DeKalb Fire Department service requests down in 2017
DeKALB – For the first time since 2013, overall requests for services from the DeKalb Fire Department decreased in 2017, according to an annual report presented by DeKalb Deputy Fire Chief Jeff McMaster on Monday at a special DeKalb City Council Committee of the Whole meting.
Overall, the number of service calls went from 5,584 in 2016 to 5,573 in 2017. While emergency medical service requests increased slightly from 3,810 to 3,831, 2017 had a strong drop in motor vehicle accidents from 328 to 291 and false alarms from 520 to 481.
Fire incidents also decreased from 148 in 2016 to 138 in 2017, which McMaster attributed to continued education and inspection efforts.
“Not only do we respond to the emergency incidents, but we want to prevent these from happening through education,” McMaster said.

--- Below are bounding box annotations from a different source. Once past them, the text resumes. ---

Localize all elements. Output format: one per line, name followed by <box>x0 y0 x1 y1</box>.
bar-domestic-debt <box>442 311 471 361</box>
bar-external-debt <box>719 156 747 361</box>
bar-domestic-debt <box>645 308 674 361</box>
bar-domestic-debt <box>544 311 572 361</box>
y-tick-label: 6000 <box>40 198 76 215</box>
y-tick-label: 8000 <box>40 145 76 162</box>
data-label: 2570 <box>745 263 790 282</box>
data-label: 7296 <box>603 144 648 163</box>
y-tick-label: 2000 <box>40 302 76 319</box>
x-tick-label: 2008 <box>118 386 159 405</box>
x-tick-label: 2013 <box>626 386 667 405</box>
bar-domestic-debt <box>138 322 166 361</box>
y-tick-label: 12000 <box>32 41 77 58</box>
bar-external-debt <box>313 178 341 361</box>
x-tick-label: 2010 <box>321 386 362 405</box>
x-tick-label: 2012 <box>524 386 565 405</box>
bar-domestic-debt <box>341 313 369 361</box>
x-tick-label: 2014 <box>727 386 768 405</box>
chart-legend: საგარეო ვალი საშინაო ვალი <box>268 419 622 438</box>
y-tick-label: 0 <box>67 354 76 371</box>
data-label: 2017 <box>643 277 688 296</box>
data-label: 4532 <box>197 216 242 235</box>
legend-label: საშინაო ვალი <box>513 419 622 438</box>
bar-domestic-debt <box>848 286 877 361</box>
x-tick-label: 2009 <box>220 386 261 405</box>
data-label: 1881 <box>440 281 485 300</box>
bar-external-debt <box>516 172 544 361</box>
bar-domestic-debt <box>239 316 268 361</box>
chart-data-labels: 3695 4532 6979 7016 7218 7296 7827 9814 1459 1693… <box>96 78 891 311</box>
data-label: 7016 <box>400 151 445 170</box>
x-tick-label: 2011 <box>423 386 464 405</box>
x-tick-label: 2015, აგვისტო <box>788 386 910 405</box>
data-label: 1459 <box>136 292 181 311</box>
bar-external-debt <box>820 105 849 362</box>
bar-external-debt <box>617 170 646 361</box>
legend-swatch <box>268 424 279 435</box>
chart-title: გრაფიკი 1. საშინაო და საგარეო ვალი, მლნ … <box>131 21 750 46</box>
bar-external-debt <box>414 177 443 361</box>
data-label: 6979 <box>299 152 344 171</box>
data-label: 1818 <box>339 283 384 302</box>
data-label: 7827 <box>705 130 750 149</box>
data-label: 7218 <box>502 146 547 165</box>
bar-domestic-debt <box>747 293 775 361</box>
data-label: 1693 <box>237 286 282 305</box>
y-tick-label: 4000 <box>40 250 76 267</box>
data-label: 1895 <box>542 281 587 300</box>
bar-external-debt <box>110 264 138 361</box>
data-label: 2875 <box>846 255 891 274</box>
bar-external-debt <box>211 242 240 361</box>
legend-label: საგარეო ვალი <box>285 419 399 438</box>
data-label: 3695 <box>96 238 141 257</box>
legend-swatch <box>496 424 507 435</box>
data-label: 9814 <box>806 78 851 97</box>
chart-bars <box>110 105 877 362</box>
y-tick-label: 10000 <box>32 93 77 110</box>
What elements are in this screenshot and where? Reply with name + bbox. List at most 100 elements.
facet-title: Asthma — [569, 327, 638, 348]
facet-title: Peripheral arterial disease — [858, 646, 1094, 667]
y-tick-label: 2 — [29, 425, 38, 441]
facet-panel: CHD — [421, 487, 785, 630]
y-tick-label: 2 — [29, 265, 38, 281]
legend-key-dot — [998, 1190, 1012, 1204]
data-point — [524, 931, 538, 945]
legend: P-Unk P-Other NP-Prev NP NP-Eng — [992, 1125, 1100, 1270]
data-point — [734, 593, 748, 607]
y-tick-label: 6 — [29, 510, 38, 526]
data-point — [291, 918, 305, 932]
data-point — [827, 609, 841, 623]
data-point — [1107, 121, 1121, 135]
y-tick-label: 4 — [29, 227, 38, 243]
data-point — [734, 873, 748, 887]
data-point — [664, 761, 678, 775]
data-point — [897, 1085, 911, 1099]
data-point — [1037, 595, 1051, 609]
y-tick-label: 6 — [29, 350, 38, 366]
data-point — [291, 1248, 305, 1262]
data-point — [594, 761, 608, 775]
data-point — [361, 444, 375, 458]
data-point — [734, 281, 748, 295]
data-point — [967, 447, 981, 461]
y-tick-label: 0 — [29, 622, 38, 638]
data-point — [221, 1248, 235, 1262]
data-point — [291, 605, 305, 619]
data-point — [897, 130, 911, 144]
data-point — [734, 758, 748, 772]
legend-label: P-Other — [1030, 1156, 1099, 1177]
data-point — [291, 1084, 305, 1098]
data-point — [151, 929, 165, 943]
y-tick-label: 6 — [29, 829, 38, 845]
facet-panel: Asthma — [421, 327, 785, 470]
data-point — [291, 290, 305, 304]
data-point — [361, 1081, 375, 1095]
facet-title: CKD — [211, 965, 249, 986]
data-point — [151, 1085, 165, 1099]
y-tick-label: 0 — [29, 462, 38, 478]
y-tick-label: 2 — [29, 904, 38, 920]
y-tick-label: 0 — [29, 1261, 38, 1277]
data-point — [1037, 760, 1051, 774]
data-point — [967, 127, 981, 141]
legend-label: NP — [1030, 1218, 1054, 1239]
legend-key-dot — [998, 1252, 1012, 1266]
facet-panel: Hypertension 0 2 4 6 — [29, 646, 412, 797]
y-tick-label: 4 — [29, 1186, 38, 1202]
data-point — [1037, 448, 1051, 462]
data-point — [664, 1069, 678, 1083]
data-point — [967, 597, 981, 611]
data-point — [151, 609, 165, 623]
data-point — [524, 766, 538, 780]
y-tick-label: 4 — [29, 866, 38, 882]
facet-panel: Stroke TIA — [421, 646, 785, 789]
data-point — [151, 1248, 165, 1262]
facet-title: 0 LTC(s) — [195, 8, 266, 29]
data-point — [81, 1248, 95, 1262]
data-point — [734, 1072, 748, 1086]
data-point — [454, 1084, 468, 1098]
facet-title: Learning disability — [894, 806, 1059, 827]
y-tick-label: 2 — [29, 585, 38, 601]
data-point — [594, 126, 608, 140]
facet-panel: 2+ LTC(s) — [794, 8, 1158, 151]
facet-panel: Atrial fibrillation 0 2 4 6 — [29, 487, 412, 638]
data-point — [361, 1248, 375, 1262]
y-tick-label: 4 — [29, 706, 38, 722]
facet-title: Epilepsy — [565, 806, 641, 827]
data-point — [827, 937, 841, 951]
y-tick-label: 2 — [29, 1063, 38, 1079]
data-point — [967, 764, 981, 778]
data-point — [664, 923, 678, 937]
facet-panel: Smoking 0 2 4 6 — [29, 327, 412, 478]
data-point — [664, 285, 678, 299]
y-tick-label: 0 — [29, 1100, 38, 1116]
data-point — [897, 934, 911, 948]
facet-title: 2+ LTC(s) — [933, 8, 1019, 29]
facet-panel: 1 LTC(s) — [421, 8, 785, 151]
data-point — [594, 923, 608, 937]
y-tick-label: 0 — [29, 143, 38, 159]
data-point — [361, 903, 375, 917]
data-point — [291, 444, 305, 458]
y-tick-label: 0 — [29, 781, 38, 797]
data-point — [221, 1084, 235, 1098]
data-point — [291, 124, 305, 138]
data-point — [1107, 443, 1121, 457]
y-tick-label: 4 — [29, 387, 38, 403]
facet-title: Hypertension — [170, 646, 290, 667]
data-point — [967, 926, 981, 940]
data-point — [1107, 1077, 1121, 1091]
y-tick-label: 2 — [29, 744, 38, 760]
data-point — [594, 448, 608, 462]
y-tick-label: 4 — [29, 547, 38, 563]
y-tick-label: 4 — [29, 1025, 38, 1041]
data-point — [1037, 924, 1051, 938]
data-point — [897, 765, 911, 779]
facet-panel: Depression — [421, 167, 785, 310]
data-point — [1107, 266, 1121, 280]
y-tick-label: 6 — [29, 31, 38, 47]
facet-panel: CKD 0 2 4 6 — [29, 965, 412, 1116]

DeKalb Fire Chief Eric Hicks said in the department’s 2017 report that fire personnel attended 95 different events, providing fire safety education to more than 6,300 participants. A total of 2,313 were also conducted by personnel and found about 6,000 safety violations.
Another highlight from 2017 was the department Insurance Service Office improvement from Class 4 to Class 2. Insurance companies use these ratings to help establish fair premiums for homeowner and commercial fire insurance on properties located within 5 miles of a DeKalb fire station.
DeKalb Mayor Jerry Smith said the city made some of the easier cuts to the fire department this fiscal year, such as certain training and equipment reductions, but the unbelievable pension obligations must be dealt with at some point.
“I’m not saying it’s right or wrong, but it’s just a continual albatross around our collective necks and we’ve got to get a handle of that somehow,” Smith said.